Uefa, la classifica del fair-play premia Aalesund, Hacken e Fulham

La classifica del fair play stilata dalla Uefa premia Aalesund, norvegese, Hacken, svedese, e Fulham, inglese: queste tre squadre parteciperanno alla prossima edizione dell’Europa League.


Come ogni anno la Uefa ha premiato i tre campionati che maggiormente si sono distinti per il fair-play, quello classico e non quello finanziario di cui ormai è fautore caparbio Michel Platini; la ricompensa è un posto in più nella prossima Europa League e così la stagione che verrà vedrà una squadra in più norvegese, inglese e svedese. Nella classifica infatti i campionati di Norvegia, Inghilterra e Svezia hanno totalizzato lo score più alto, prendendo in esame tutte le partite giocate tra il 1 maggio 2010 e il 30 aprile 2011; un’ulteriore classifica “interna” ha poi incoronato Aalesund per la Norvegia (squadra allenata da Rekdal, ex giocatore avversario dell’Italia a Usa ’94), l’Hacken (attualmente a metà classifica nell’Allsvenskan svedese) e il Fulham.

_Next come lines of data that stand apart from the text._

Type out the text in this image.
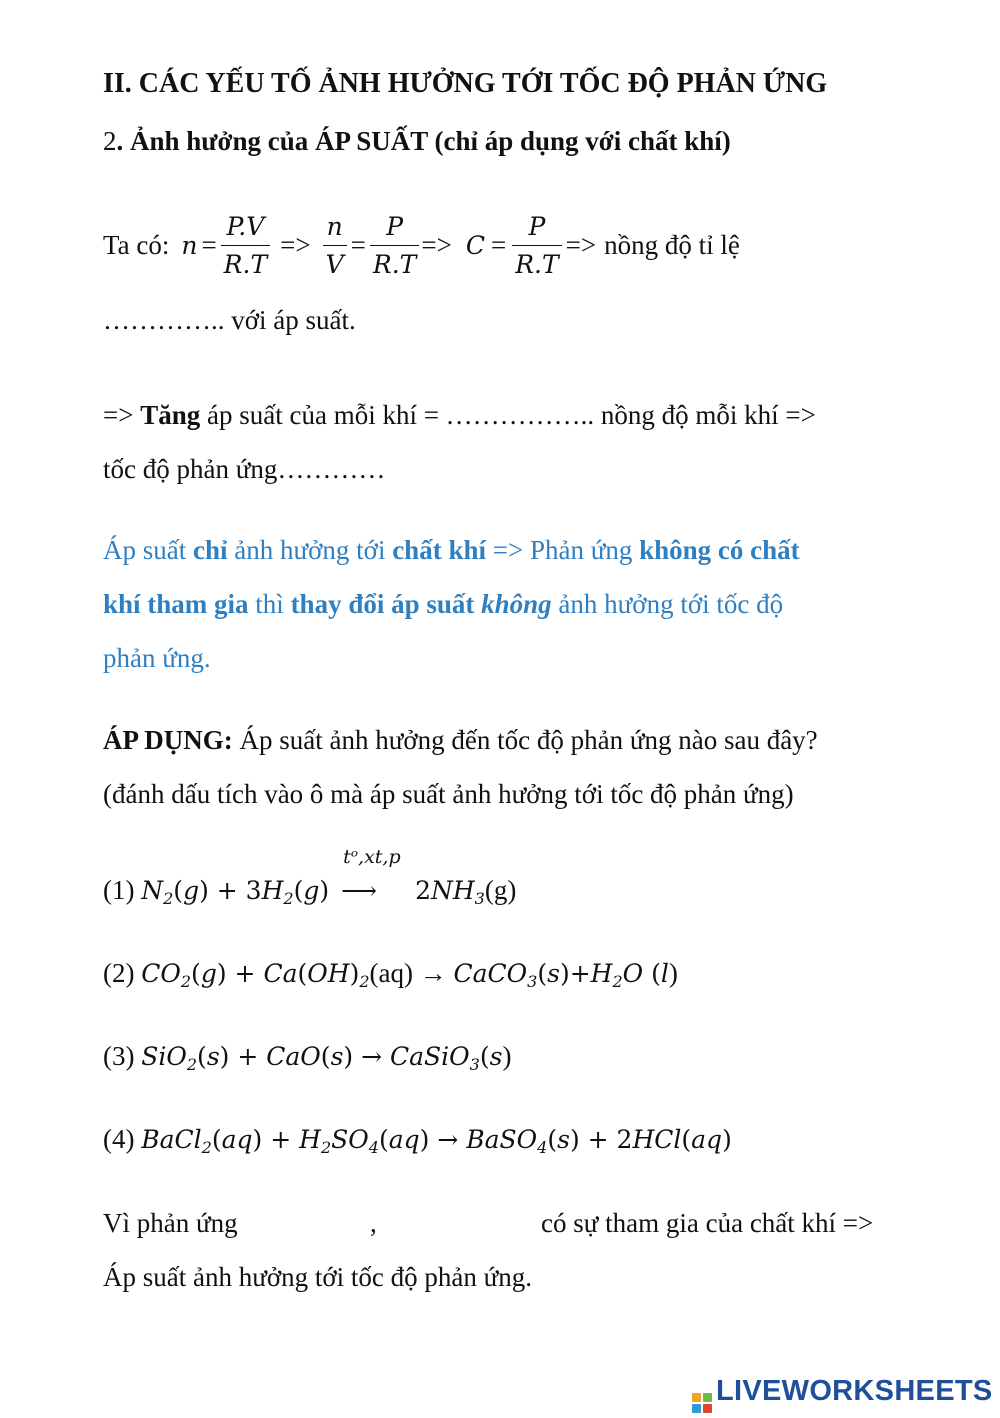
II. CÁC YẾU TỐ ẢNH HƯỞNG TỚI TỐC ĐỘ PHẢN ỨNG
2. Ảnh hưởng của ÁP SUẤT (chỉ áp dụng với chất khí)
Ta có: $n = \frac{P.V}{R.T} => \frac{n}{V} = \frac{P}{R.T} => C = \frac{P}{R.T}$ => nồng độ tỉ lệ
………….. với áp suất.
=> Tăng áp suất của mỗi khí = …………….. nồng độ mỗi khí =>
tốc độ phản ứng…………
Áp suất chỉ ảnh hưởng tới chất khí => Phản ứng không có chất
khí tham gia thì thay đổi áp suất không ảnh hưởng tới tốc độ
phản ứng.
ÁP DỤNG: Áp suất ảnh hưởng đến tốc độ phản ứng nào sau đây?
(đánh dấu tích vào ô mà áp suất ảnh hưởng tới tốc độ phản ứng)
(1) $N_2(g) + 3H_2(g)$
tᵒ,xt,p
⟶ $2NH_3(g)$
(2) $CO_2(g) + Ca(OH)_2(aq)$ → $CaCO_3(s)+H_2O$ (l)
(3) SiO$_2$(s) + CaO(s) → CaSiO$_3$(s)
(4) BaCl$_2$(aq) + $H_2SO_4(aq)$ → BaSO$_4$(s) + 2HCl(aq)
Vì phản ứng	,	có sự tham gia của chất khí =>
Áp suất ảnh hưởng tới tốc độ phản ứng.
LIVEWORKSHEETS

Gli inglesi se la sono vista brutta per una venialità di Zoltan Gera, espulso nel derby casalingo contro l’Arsenal di domenica scorsa; alla fine però la Uefa ha comunque premiato i Cottagers, a scapito del Blackpool, fresco di retrocessione (da segnalare che nella prossima Europa League parteciperà il Birmingham City che ha vinto la Curling Cup con un gol di Martins nel finale, squadra che è scesa di categoria e che quindi l’anno venturo sarà in Europa pur giocando in Serie B). I parametri per stabilire i campionati più “sportivi“? Bel gioco, rispetto per gli avversari e l’arbitro, comportamento dei tifosi e dei dirigenti, oltre che sicurezza in campo e sugli spalti. L’Italia? Trentaseiesima e dietro più o meno a tutti (dei grandi campionati solo quello turco e quello greco stanno più giù). C’era da aspettarselo.